The only thing that Firefox mobile has at the top of the screen are the URL
bar, which automatically hides when the user scrolls down, and a couple of
buttons piggy backing to save on screen real estate.

And complaining about these UI elements in Firefox mobile while boasting
Chrome mobile as the best is something that makes absolutely zero sense, as
Chrome mobile has the exact same UI elements at the exact same position.

It seems you are desperate to both find reasons to criticize and justify your
complains at a rational and factual level.

------
Barrin92
I have to say I wouldn't have thought it but I really like Microsoft's take on
Chromium. It seems at least for some reason faster and more responsive than
Chrome although it's built on pretty much the same base.

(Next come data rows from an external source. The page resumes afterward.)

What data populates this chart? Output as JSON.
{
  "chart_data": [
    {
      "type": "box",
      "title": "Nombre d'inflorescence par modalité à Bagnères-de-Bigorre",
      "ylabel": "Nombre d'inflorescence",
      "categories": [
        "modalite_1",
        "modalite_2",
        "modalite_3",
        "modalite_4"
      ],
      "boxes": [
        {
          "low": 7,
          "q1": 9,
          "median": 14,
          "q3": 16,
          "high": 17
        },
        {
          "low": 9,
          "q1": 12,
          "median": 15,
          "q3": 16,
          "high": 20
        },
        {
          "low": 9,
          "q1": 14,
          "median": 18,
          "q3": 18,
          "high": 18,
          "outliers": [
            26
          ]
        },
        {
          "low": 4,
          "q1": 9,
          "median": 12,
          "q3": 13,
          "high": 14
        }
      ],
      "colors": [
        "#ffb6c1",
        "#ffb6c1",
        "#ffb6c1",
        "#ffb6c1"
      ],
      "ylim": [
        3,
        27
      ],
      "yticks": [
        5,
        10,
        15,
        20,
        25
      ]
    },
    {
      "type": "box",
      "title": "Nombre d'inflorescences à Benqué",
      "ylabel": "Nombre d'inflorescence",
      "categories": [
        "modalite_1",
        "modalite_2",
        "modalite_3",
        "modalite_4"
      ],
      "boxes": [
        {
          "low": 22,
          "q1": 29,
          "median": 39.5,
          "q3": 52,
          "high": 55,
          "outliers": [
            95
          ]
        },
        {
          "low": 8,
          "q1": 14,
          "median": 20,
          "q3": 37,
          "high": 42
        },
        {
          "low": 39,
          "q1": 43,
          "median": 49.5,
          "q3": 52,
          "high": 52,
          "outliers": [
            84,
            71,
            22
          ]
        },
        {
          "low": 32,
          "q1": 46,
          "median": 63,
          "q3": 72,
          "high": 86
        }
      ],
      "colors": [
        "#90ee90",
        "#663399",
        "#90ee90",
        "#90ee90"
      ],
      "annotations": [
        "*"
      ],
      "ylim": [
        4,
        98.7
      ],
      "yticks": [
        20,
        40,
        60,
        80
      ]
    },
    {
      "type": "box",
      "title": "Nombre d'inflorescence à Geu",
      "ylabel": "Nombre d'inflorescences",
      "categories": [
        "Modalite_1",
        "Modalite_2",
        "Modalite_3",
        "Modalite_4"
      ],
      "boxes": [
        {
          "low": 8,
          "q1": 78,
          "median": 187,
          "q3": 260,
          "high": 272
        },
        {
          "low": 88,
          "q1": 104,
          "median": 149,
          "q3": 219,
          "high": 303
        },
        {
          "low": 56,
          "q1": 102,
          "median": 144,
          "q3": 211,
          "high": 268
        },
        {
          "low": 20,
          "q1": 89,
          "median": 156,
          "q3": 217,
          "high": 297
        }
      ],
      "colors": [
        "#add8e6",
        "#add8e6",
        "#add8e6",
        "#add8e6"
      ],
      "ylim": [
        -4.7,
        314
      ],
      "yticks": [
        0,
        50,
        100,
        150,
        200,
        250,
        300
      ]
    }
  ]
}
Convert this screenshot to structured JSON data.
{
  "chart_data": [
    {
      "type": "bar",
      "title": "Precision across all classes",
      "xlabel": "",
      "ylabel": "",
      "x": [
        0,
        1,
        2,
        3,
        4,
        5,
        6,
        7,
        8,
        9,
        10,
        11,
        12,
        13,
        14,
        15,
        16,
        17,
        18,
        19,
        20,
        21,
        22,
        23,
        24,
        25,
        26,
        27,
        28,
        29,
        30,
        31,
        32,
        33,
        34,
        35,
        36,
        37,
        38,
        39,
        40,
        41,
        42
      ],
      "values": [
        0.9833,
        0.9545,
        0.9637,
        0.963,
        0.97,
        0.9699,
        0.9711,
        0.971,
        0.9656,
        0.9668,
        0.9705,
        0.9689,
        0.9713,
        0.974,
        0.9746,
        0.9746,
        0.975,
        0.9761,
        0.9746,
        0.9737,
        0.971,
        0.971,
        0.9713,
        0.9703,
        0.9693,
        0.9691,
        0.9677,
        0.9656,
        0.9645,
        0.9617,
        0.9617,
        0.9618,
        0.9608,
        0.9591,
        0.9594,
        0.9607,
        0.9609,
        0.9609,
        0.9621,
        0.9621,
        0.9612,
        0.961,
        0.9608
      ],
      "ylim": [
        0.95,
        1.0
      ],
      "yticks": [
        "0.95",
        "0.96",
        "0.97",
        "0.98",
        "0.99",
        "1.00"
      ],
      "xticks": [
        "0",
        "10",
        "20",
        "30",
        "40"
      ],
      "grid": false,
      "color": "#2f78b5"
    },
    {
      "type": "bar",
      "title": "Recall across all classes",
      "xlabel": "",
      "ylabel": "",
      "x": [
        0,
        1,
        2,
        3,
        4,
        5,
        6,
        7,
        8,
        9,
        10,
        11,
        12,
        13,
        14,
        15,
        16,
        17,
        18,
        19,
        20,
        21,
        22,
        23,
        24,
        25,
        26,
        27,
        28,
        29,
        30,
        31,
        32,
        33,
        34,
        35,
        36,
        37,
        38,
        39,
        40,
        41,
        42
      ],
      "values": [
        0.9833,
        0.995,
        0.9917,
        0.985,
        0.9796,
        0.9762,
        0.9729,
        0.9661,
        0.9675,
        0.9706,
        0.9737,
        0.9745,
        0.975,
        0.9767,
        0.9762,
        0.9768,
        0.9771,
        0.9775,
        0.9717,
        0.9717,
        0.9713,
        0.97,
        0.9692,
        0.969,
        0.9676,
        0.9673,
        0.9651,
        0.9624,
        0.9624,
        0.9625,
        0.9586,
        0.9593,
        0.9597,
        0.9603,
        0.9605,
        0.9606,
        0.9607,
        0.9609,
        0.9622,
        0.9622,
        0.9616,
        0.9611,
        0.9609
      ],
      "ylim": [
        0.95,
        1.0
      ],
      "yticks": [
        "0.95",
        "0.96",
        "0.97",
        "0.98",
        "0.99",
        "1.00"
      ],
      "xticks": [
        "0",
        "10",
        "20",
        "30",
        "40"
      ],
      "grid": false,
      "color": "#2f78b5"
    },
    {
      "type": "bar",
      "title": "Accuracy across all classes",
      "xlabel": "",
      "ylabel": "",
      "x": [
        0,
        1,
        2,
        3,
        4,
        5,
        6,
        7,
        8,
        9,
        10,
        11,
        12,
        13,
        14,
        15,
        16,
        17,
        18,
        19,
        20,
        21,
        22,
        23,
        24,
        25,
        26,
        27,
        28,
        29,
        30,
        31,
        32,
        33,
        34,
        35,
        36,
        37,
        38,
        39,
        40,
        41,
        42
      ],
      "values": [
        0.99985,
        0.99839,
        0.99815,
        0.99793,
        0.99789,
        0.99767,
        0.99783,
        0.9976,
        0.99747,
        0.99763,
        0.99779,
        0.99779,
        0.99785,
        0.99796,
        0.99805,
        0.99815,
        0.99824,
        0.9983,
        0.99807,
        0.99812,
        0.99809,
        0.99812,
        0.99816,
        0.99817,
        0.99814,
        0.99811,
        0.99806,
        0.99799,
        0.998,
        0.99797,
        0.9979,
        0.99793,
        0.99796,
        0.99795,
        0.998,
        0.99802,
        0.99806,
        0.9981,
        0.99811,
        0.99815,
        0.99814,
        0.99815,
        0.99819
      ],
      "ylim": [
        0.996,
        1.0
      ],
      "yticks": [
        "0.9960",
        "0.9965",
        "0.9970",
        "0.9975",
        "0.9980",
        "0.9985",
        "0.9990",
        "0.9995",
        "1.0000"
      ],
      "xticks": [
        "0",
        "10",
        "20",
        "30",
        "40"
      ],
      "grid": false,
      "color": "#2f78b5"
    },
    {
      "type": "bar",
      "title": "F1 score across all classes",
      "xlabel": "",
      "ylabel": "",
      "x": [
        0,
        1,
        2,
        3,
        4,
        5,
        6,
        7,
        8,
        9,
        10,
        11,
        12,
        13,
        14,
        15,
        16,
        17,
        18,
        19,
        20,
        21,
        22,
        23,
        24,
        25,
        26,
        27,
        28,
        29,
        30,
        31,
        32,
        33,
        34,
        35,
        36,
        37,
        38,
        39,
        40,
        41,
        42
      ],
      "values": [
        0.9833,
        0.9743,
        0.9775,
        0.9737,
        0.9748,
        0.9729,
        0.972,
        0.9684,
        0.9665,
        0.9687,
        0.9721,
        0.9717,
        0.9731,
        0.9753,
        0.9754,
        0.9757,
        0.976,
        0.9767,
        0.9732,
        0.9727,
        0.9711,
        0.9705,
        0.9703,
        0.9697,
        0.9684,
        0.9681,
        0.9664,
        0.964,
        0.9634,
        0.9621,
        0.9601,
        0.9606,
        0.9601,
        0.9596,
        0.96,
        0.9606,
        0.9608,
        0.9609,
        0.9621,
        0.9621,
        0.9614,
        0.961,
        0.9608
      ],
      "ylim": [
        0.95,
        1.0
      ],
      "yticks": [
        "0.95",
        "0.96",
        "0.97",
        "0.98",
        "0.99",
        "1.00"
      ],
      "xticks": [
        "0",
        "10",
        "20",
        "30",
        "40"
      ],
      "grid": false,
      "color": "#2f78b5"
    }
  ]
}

The "reader view" is quite nice and the text to speech feature is great, the
quality is really good. It also seems to be getting vertical tabs pretty soon.
For now I'm only using it on windows though, it'd be great if there was a
linux version at some point.

------
pjbk
It is also very responsive in Android. I use FF in the desktop but in my phone
and tablets it is practically unusable. Switched to Edge there a couple of
years ago and it was a smooth transition and has some good configuration
options, like blocking ads.

------
jrnichols
Maybe it was in the article and I missed it, but has Edge started to eat into
Google Chrome's marketshare at all? Or Safari's? (Yes, I know, Safari's
marketshare is less than 4%, but it's been consistent.)

------
stevavoliajvar
:(

------
techslave
why are folks sad about this? Edge is great. It doesn’t make firefox any less
great.

------
peschu
really strange how fast people forget what kind of company microsoft is...

so: F*CK MS! Viva la revolucion!! (somebody has to say it) :)

Everyone is talking about compliance and risk management and all that blabla,
but the most obvious and highest risk (and btw not compliant to GDPR) of a
quasi monopolist (with closed source), is not being taken into account...

------
hereisdx
:(